Nebraskans For Peace
- Formation: 1970
- Type: NGO
- Legal status: 501c4
- Purpose: Peace promotion
- Headquarters: Lincoln, Nebraska
- Executive director: Tim Rinne
- Main organ: State board of directors
- Website: link

= Nebraskans For Peace =

American peace advocacy organization

Nebraskans For Peace, or NFP, is a peace advocacy organization based in Lincoln, Nebraska, United States. "Nebraskans for Peace is a statewide grassroots advocacy organization working nonviolently for peace with justice through community building, education and political action."

==History==
Founded in 1970, NFP is a statewide progressive organization conducting active grassroots campaigns focused on promoting peace and social justice. NFP was preceded by Rural Nebraskans for Peace, formed in 1968, and a short-lived University of Nebraska-Lincoln student group called Nebraskans for Peace in Vietnam, formed in 1966. A chapter has existed at the University of Nebraska–Lincoln since at least 2002 and a chapter at the University of Nebraska Omaha was founded in 2003.

==Recent campaigns==
NFP has been campaigning the Nebraska State Legislature to make the community of Whiteclay officially "dry" so that local businesses can no longer sell alcohol to Native Americans on the neighboring Pine Ridge Reservation in South Dakota. They allied with reservation members on this issue, marching together in 1999 after two murders of Lakota men in Whiteclay.

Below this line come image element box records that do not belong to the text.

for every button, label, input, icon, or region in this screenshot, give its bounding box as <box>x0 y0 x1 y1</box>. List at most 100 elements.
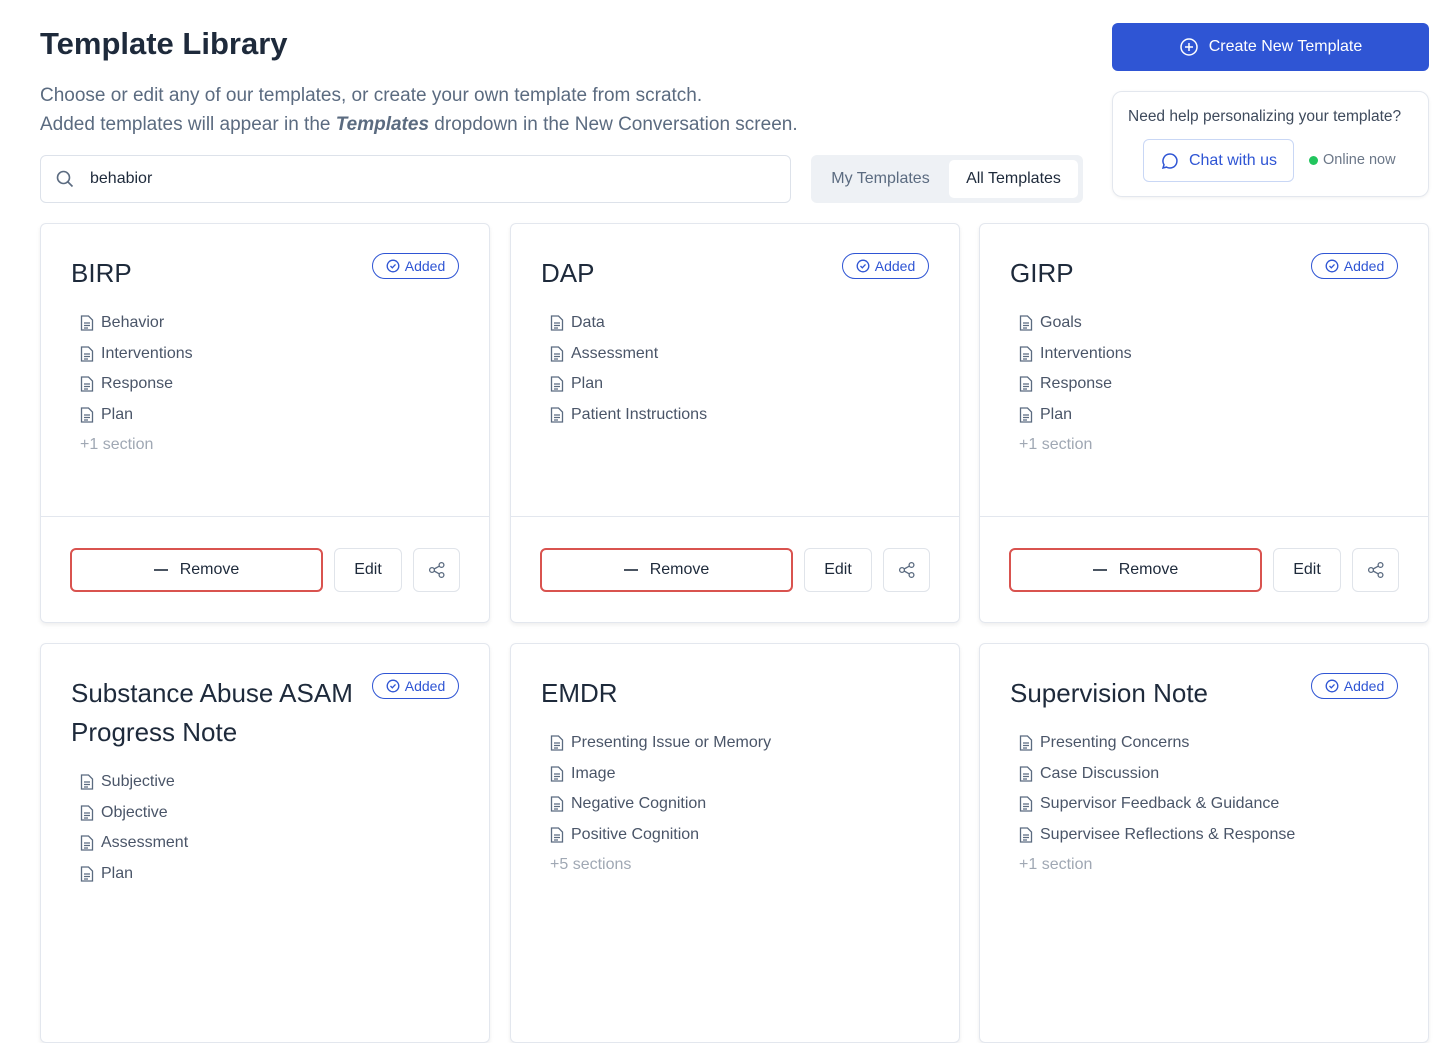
card-footer: Remove Edit <box>511 516 959 623</box>
section-name: Interventions <box>1040 344 1132 362</box>
section-list: Behavior Interventions Response Plan <box>71 308 459 430</box>
subtitle-text: Added templates will appear in the <box>40 114 336 135</box>
online-status: Online now <box>1309 152 1396 168</box>
template-card: GIRP Added Goals Interventions Response Plan +… <box>979 223 1429 623</box>
card-footer: Remove Edit <box>980 516 1428 623</box>
section-name: Presenting Issue or Memory <box>571 734 772 752</box>
search-box[interactable]: behabior <box>40 155 791 203</box>
more-sections: +1 section <box>1019 436 1093 454</box>
section-item: Assessment <box>80 828 459 859</box>
document-icon <box>1019 346 1033 362</box>
section-item: Supervisee Reflections & Response <box>1019 820 1398 851</box>
section-item: Assessment <box>550 339 929 370</box>
section-list: Subjective Objective Assessment Plan <box>71 767 459 889</box>
document-icon <box>1019 315 1033 331</box>
minus-icon <box>153 569 168 571</box>
section-name: Patient Instructions <box>571 405 708 423</box>
plus-icon <box>1179 38 1198 56</box>
section-item: Objective <box>80 798 459 829</box>
check-icon <box>386 259 400 273</box>
section-item: Plan <box>1019 400 1398 431</box>
document-icon <box>550 315 564 331</box>
tabs: My Templates All Templates <box>811 155 1083 203</box>
section-name: Positive Cognition <box>571 825 700 843</box>
chat-icon <box>1161 152 1178 169</box>
share-icon <box>428 561 446 579</box>
section-item: Interventions <box>80 339 459 370</box>
card-title: Substance Abuse ASAM Progress Note <box>71 678 353 747</box>
minus-icon <box>1092 569 1107 571</box>
document-icon <box>550 827 564 843</box>
edit-label: Edit <box>824 561 852 578</box>
remove-button[interactable]: Remove <box>1009 548 1262 592</box>
section-name: Interventions <box>101 344 193 362</box>
remove-label: Remove <box>649 561 710 578</box>
status-text: Online now <box>1323 152 1396 168</box>
document-icon <box>80 866 94 882</box>
share-button[interactable] <box>883 548 930 592</box>
section-name: Assessment <box>101 834 189 852</box>
more-sections: +5 sections <box>550 856 632 874</box>
remove-button[interactable]: Remove <box>540 548 793 592</box>
share-icon <box>1367 561 1385 579</box>
section-name: Negative Cognition <box>571 795 707 813</box>
share-button[interactable] <box>413 548 460 592</box>
page-title: Template Library <box>40 26 288 61</box>
badge-label: Added <box>404 258 446 274</box>
document-icon <box>80 835 94 851</box>
section-item: Plan <box>550 369 929 400</box>
create-label: Create New Template <box>1208 38 1363 55</box>
document-icon <box>1019 766 1033 782</box>
card-title: BIRP <box>71 258 132 288</box>
section-list: Data Assessment Plan Patient Instructions <box>541 308 929 430</box>
section-item: Goals <box>1019 308 1398 339</box>
page: {"header": {"title": "Template Library",… <box>40 23 1429 1043</box>
edit-button[interactable]: Edit <box>804 548 872 592</box>
section-name: Supervisor Feedback & Guidance <box>1040 795 1280 813</box>
document-icon <box>80 407 94 423</box>
tab[interactable]: My Templates <box>831 170 930 187</box>
section-item: Supervisor Feedback & Guidance <box>1019 789 1398 820</box>
section-name: Presenting Concerns <box>1040 734 1190 752</box>
subtitle: Added templates will appear in the Templ… <box>40 114 798 136</box>
section-name: Image <box>571 764 616 782</box>
create-button[interactable]: Create New Template <box>1112 23 1429 71</box>
more-sections: +1 section <box>80 436 154 454</box>
card-title: EMDR <box>541 678 618 708</box>
template-card: Supervision Note Added Presenting Concerns… <box>979 643 1429 1043</box>
help-text: Need help personalizing your template? <box>1128 108 1402 125</box>
section-name: Behavior <box>101 314 165 332</box>
section-list: Goals Interventions Response Plan <box>1010 308 1398 430</box>
tab[interactable]: All Templates <box>949 160 1078 198</box>
badge-label: Added <box>404 678 446 694</box>
added-badge: Added <box>1311 253 1398 279</box>
section-name: Supervisee Reflections & Response <box>1040 825 1296 843</box>
card-title: GIRP <box>1010 258 1074 288</box>
search-icon <box>56 170 74 188</box>
chat-button[interactable]: Chat with us <box>1143 139 1294 182</box>
template-card: DAP Added Data Assessment Plan Patient Instru… <box>510 223 960 623</box>
document-icon <box>550 766 564 782</box>
edit-button[interactable]: Edit <box>1273 548 1341 592</box>
check-icon <box>856 259 870 273</box>
template-card: EMDR Presenting Issue or Memory Image Negat… <box>510 643 960 1043</box>
section-name: Response <box>1040 375 1113 393</box>
share-icon <box>898 561 916 579</box>
edit-button[interactable]: Edit <box>334 548 402 592</box>
document-icon <box>1019 735 1033 751</box>
badge-label: Added <box>1343 258 1385 274</box>
document-icon <box>550 407 564 423</box>
section-list: Presenting Issue or Memory Image Negative … <box>541 728 929 850</box>
section-item: Case Discussion <box>1019 759 1398 790</box>
subtitle: Choose or edit any of our templates, or … <box>40 85 703 106</box>
card-title: DAP <box>541 258 595 288</box>
added-badge: Added <box>1311 673 1398 699</box>
badge-label: Added <box>1343 678 1385 694</box>
section-item: Response <box>1019 369 1398 400</box>
remove-button[interactable]: Remove <box>70 548 323 592</box>
card-footer: Remove Edit <box>41 516 489 623</box>
document-icon <box>80 376 94 392</box>
section-item: Negative Cognition <box>550 789 929 820</box>
section-item: Subjective <box>80 767 459 798</box>
share-button[interactable] <box>1352 548 1399 592</box>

In 2005 President Cecilia Fire Thunder of the Oglala Sioux Tribe and the Nebraska governor's office made an historic agreement to deputize tribal police to enforce laws in Whiteclay, as Nebraska law enforcement was based 22 miles away in the county seat. Fire Thunder was impeached in 2006 based on other issues. According to Mark Vasina, a Nebraska activist interviewed in 2007, internal tribal politics appeared to interfere with the tribe's proceeding to implement the agreement. By mid-2007 the OST had hired no police personnel and made no commitments of funds; it lost the federal earmarked funds of $200,000. Mark Vasina, former president of Nebraskans for Peace, released his documentary The Battle for Whiteclay in 2008, showing the work of tribal activists to end beer sales at Whiteclay. In 2009 it won an award for Political Documentaries at a New York film festival. In December 2010, the Nebraska legislature authorized $10,000 for increased police patrols in Whiteclay.

Nebraksans for Peace has also worked in anti-war campaigns, ranging from weekly vigils against the Iraq war at the State Capitol Building in Lincoln to peaceful protests at the Offutt Air Force Base in Omaha to commemorate and protest the dropping of nuclear bombs on Hiroshima and Nagasaki in Japan. They continue addressing this issue, with recent protests against a STRATCOM conference called "Strategic Space and Defense" held in Omaha.

Nebraskans For Peace has worked against Nebraska Legislative Bill 775, legislation that exempts certain businesses from specific taxations as an incentive to draw more businesses to the state. NFP's position against LB775 is based on the amount of public funds being diverted from the state's coffers while businesses qualifying for the exemption program are waived millions of dollars in taxes.

NFP sponsored the summer 2007 "Taking a Stand for Nonviolent Global Solutions" march across the United States. It was prominent in the recent debate over the sudden retirement of Lincoln East High School teacher named Michael Baker, who was suspected of being forced into retirement because of a peace studies course he taught.

In 2007 the ACLU was investigating allegations that the FBI was spying on a number of current Nebraskans for Peace leaders, including Nan Graf, a board member, and Tim Rinne, the State Coordinator.

==Historic campaigns==
From the start of the Gulf War to the current Iraq War, NFP has been engaged in a variety of anti-war coordination, including the United for Peace and Justice National Strategy Conference.

Nebraskans for Peace has joined several national campaigns, including the "Campaign for Declassification of Documents on Human Rights Abuses in Latin America".